Can I avoid postgres to look for the title in all 10 rows (only one would be necessary) while still checking out all rows concerning postal_code?

Collapse
Posted by Alex Sokoloff on

Well, I don't pass myself off as a sql guru either... But how about:

select distinct jo.job_id, jo.title
from job_offers jo, job_locations jl, offer_location_map olm
where jo.job_id = olm.job_id
and olm.location_id = jl.location_id
and jl.postal_code > :bind_variable

This won't work if you want to attach list of locations to each row. In that case you'll need to write a pgplsql function or do some processing of rows in tcl.

Collapse
Posted by David Kuczek on
If I had one job in my job_offers table and that job would have ten office_locations, your query would search all ten postal_codes of offers_locations but only one row of job_offers?

Didn't you forget: and lower(title) like lower('%$title%')?

Is there a call to see what exactly postgres is proceding with this search?

What do you mean with: "This won't work if you want to attach list of locations to each row."

What would be the difference if I used group by instead of distinct?

Thanks

Collapse
Posted by Gilbert Wong on

First, you don't need a offers_location_id in the offers_location_map since each job_id and location_id combination is unique. You can define that table as:

create table offers_locations_map (
location_id integer references job_locations(location_id),
job_id integer references job_offers(job_id),
primary key (location_id,job_id)
);

Another thing you might want to do is to count the job locations in the TCL code instead of running triggers in the DB.

Regarding the search, I think Alex has the right idea. Because you are doing a join, if you do a condition like:

select
...
where jo.job_id = olm.job_id
and olm.location_id = jl.location_id
and jl.postal_code > :bind_variable
and lower(jo.title)=lower('%title%')

I would think that the database would be smart enough only search the jo table once for that condition and throw out those rows that don't match.

Collapse
Posted by Alex Sokoloff on
And, since we're worried about performance, the clause:

and lower(jo.title)=lower('%title%')

...will trigger a full table scan. To get a search that uses an index, you need to:

1) create a trigger that populates a column lower_title in job_offers with lower(title)

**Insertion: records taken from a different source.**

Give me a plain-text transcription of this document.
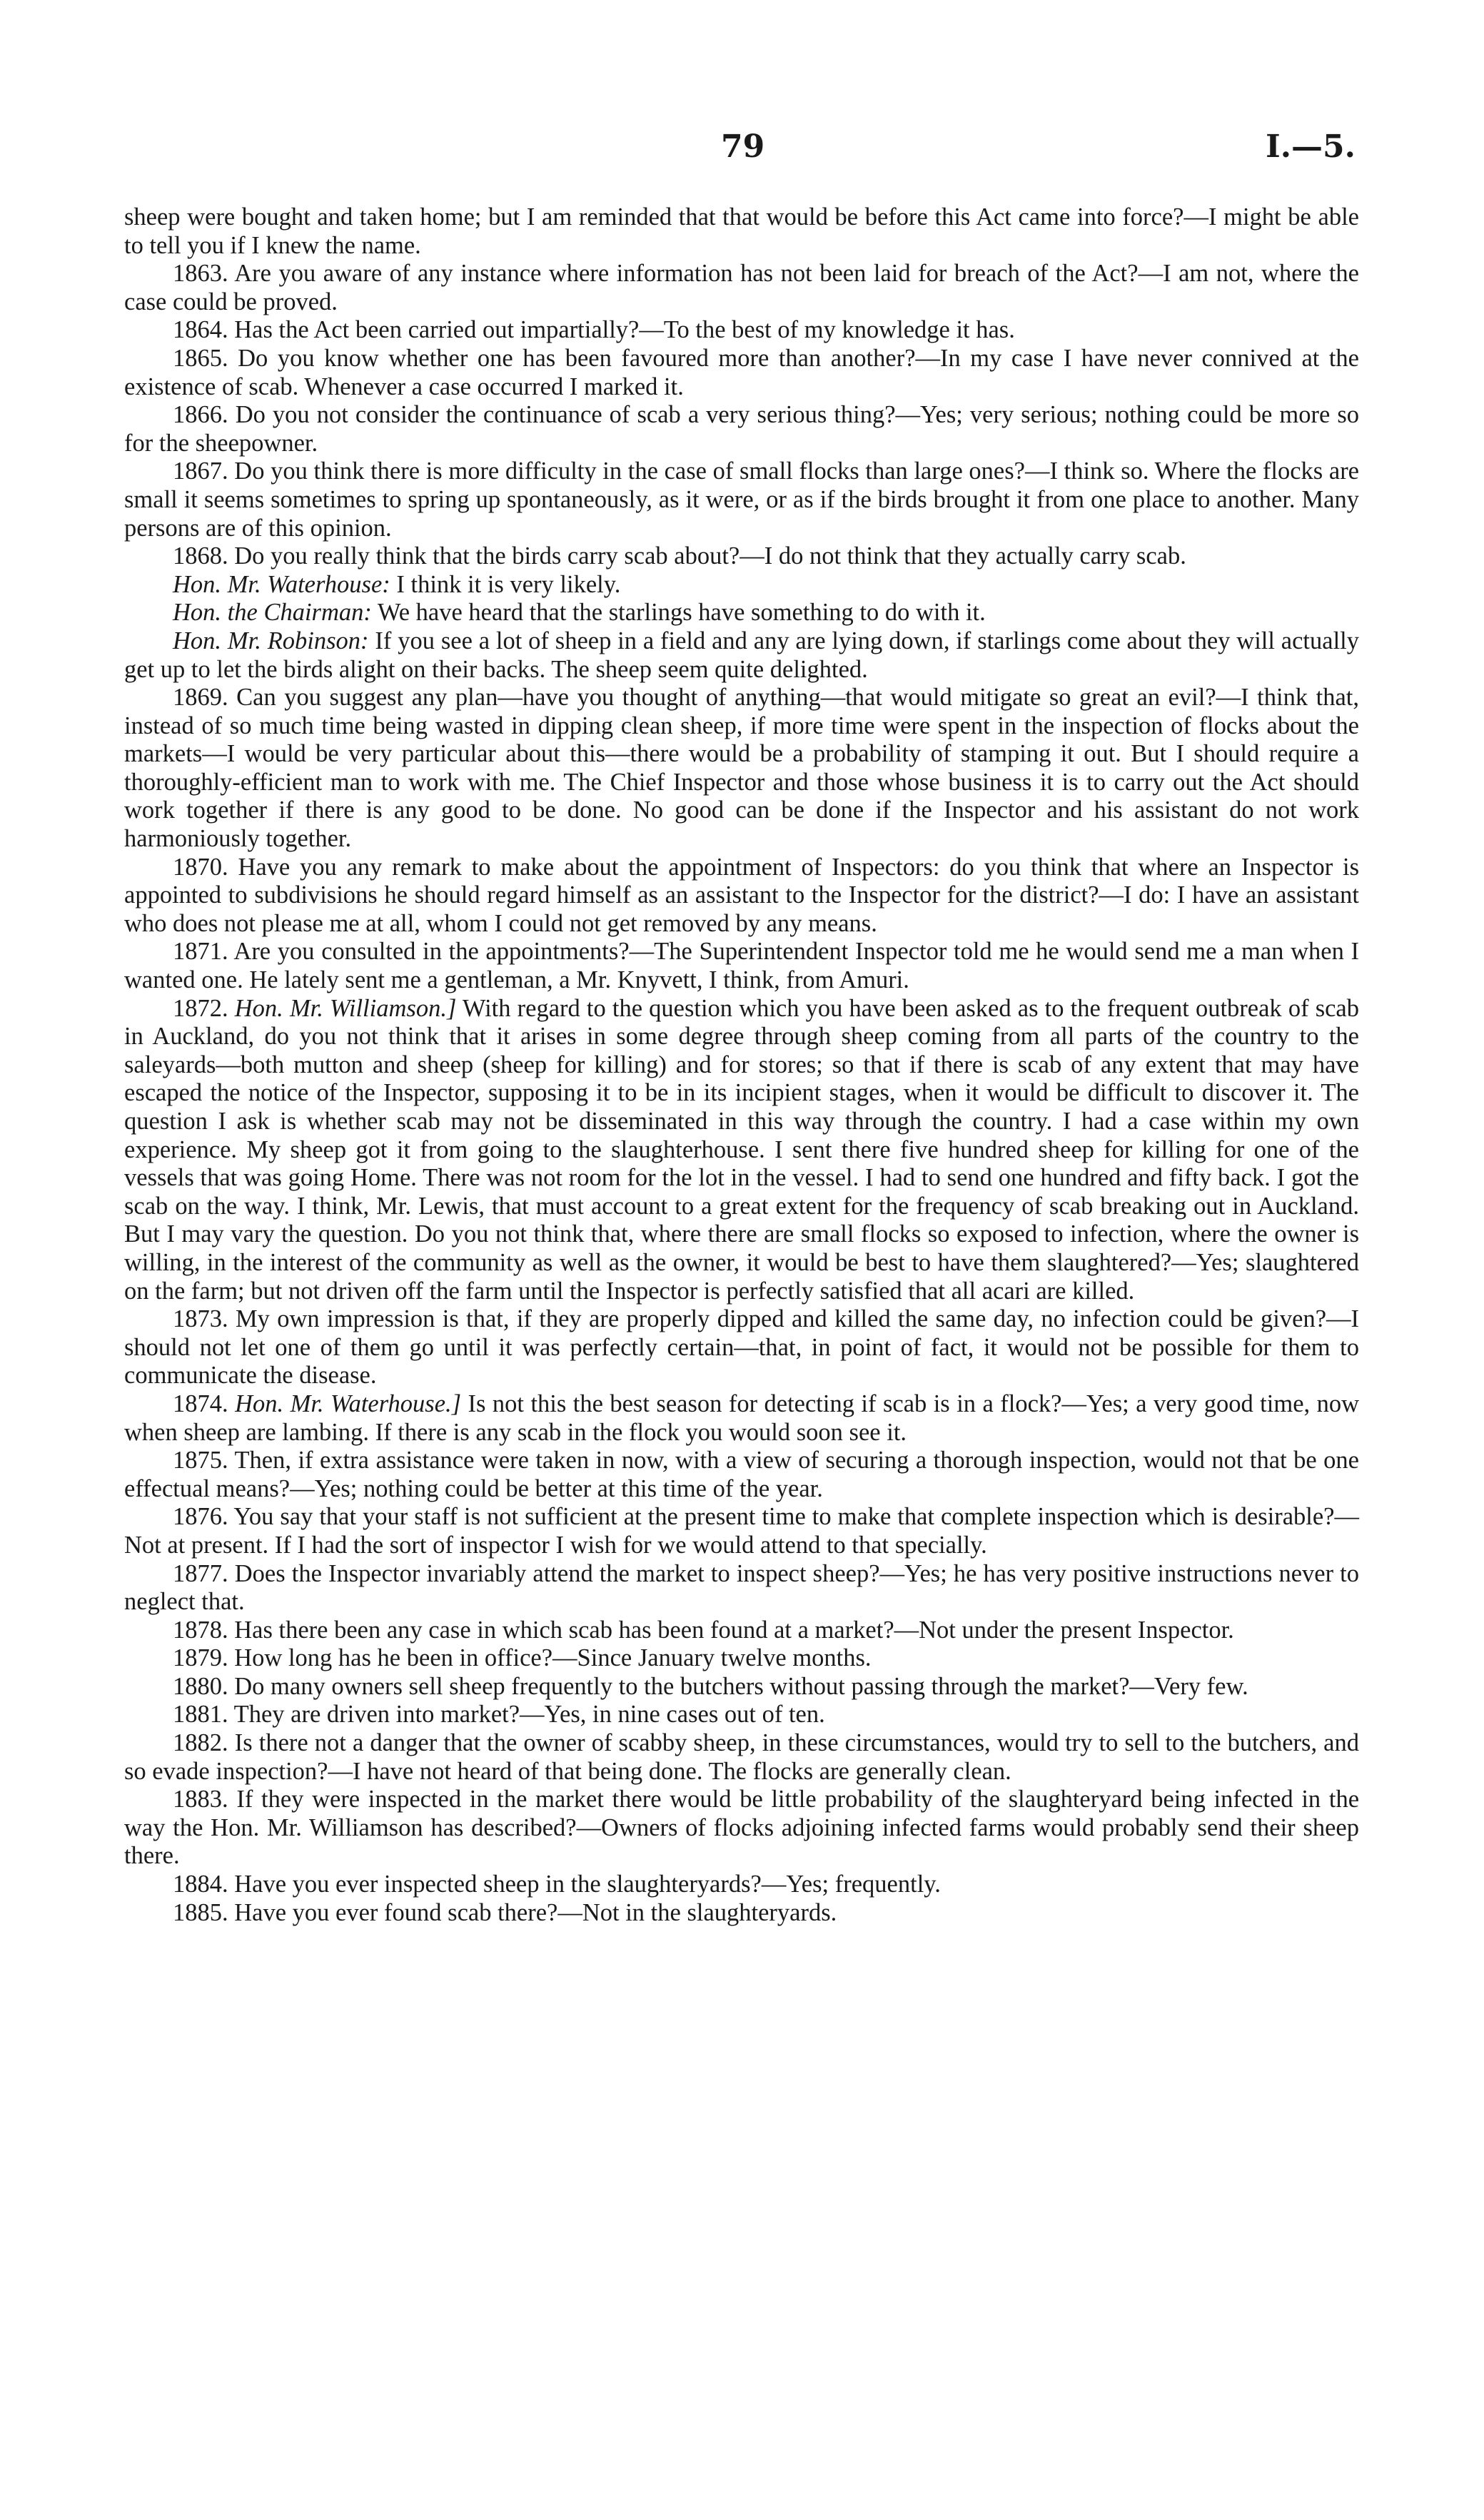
79	I.—5.

sheep were bought and taken home; but I am reminded that that would be before this Act came into force?—I might be able to tell you if I knew the name.

1863. Are you aware of any instance where information has not been laid for breach of the Act?—I am not, where the case could be proved.

1864. Has the Act been carried out impartially?—To the best of my knowledge it has.

1865. Do you know whether one has been favoured more than another?—In my case I have never connived at the existence of scab. Whenever a case occurred I marked it.

1866. Do you not consider the continuance of scab a very serious thing?—Yes; very serious; nothing could be more so for the sheepowner.

1867. Do you think there is more difficulty in the case of small flocks than large ones?—I think so. Where the flocks are small it seems sometimes to spring up spontaneously, as it were, or as if the birds brought it from one place to another. Many persons are of this opinion.

1868. Do you really think that the birds carry scab about?—I do not think that they actually carry scab.

Hon. Mr. Waterhouse: I think it is very likely.

Hon. the Chairman: We have heard that the starlings have something to do with it.

Hon. Mr. Robinson: If you see a lot of sheep in a field and any are lying down, if starlings come about they will actually get up to let the birds alight on their backs. The sheep seem quite delighted.

1869. Can you suggest any plan—have you thought of anything—that would mitigate so great an evil?—I think that, instead of so much time being wasted in dipping clean sheep, if more time were spent in the inspection of flocks about the markets—I would be very particular about this—there would be a probability of stamping it out. But I should require a thoroughly-efficient man to work with me. The Chief Inspector and those whose business it is to carry out the Act should work together if there is any good to be done. No good can be done if the Inspector and his assistant do not work harmoniously together.

1870. Have you any remark to make about the appointment of Inspectors: do you think that where an Inspector is appointed to subdivisions he should regard himself as an assistant to the Inspector for the district?—I do: I have an assistant who does not please me at all, whom I could not get removed by any means.

1871. Are you consulted in the appointments?—The Superintendent Inspector told me he would send me a man when I wanted one. He lately sent me a gentleman, a Mr. Knyvett, I think, from Amuri.

1872. Hon. Mr. Williamson.] With regard to the question which you have been asked as to the frequent outbreak of scab in Auckland, do you not think that it arises in some degree through sheep coming from all parts of the country to the saleyards—both mutton and sheep (sheep for killing) and for stores; so that if there is scab of any extent that may have escaped the notice of the Inspector, supposing it to be in its incipient stages, when it would be difficult to discover it. The question I ask is whether scab may not be disseminated in this way through the country. I had a case within my own experience. My sheep got it from going to the slaughterhouse. I sent there five hundred sheep for killing for one of the vessels that was going Home. There was not room for the lot in the vessel. I had to send one hundred and fifty back. I got the scab on the way. I think, Mr. Lewis, that must account to a great extent for the frequency of scab breaking out in Auckland. But I may vary the question. Do you not think that, where there are small flocks so exposed to infection, where the owner is willing, in the interest of the community as well as the owner, it would be best to have them slaughtered?—Yes; slaughtered on the farm; but not driven off the farm until the Inspector is perfectly satisfied that all acari are killed.

1873. My own impression is that, if they are properly dipped and killed the same day, no infection could be given?—I should not let one of them go until it was perfectly certain—that, in point of fact, it would not be possible for them to communicate the disease.

1874. Hon. Mr. Waterhouse.] Is not this the best season for detecting if scab is in a flock?—Yes; a very good time, now when sheep are lambing. If there is any scab in the flock you would soon see it.

1875. Then, if extra assistance were taken in now, with a view of securing a thorough inspection, would not that be one effectual means?—Yes; nothing could be better at this time of the year.

1876. You say that your staff is not sufficient at the present time to make that complete inspection which is desirable?—Not at present. If I had the sort of inspector I wish for we would attend to that specially.

1877. Does the Inspector invariably attend the market to inspect sheep?—Yes; he has very positive instructions never to neglect that.

1878. Has there been any case in which scab has been found at a market?—Not under the present Inspector.

1879. How long has he been in office?—Since January twelve months.

1880. Do many owners sell sheep frequently to the butchers without passing through the market?—Very few.

1881. They are driven into market?—Yes, in nine cases out of ten.

1882. Is there not a danger that the owner of scabby sheep, in these circumstances, would try to sell to the butchers, and so evade inspection?—I have not heard of that being done. The flocks are generally clean.

1883. If they were inspected in the market there would be little probability of the slaughteryard being infected in the way the Hon. Mr. Williamson has described?—Owners of flocks adjoining infected farms would probably send their sheep there.

1884. Have you ever inspected sheep in the slaughteryards?—Yes; frequently.

1885. Have you ever found scab there?—Not in the slaughteryards.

2) create an index on lower_title

3) restrict the search to beginning of title or full title, and use a clause like:

and jo.lower_title = lower('${title_variable}%')

To be able to search - quickly - for a word anywhere within the title, you'll need to use Neophytos' openfts wizardry which is still very new (or intermedia with Oracle).

Collapse
Posted by Dan Wickstrom on
You can also create a functional index to avoid messing around with an extra field and a trigger.
Collapse
Posted by Alex Sokoloff on
Those don't seem to work so well in Oracle... maybe they do in Postgres?
Collapse
Posted by Dan Wickstrom on
I thought we were talking about postgresql not oracle.  As far as I know, functional indices work well in postgresql.
Collapse
Posted by David Kuczek on
Thanks for your help,

could you point me to a functional index inside openacs? I only found the description and a very little example on google...

Collapse
Posted by Dan Wickstrom on
They're hard to find, but just searching for indices that use the keywords upper and lower, I'm able to find a few.  One using upper is located at ./ticket-tracker/sql/postgresql/category-create.sql:94.  I also found one at ./bookmarks/sql/postgresql/bookmarks-create.sql:96, and I found a comment in the code that indicated that functional indices don't work on functions with more than one argument.  However, I don't think that is a true statement.  IIRC, the only limitation is that you can't have a constant arguement.  In the case where you need a constant arg, then you need to create a wrapper function for indexing.  An example where this might be useful would be when creating a functional index using substr.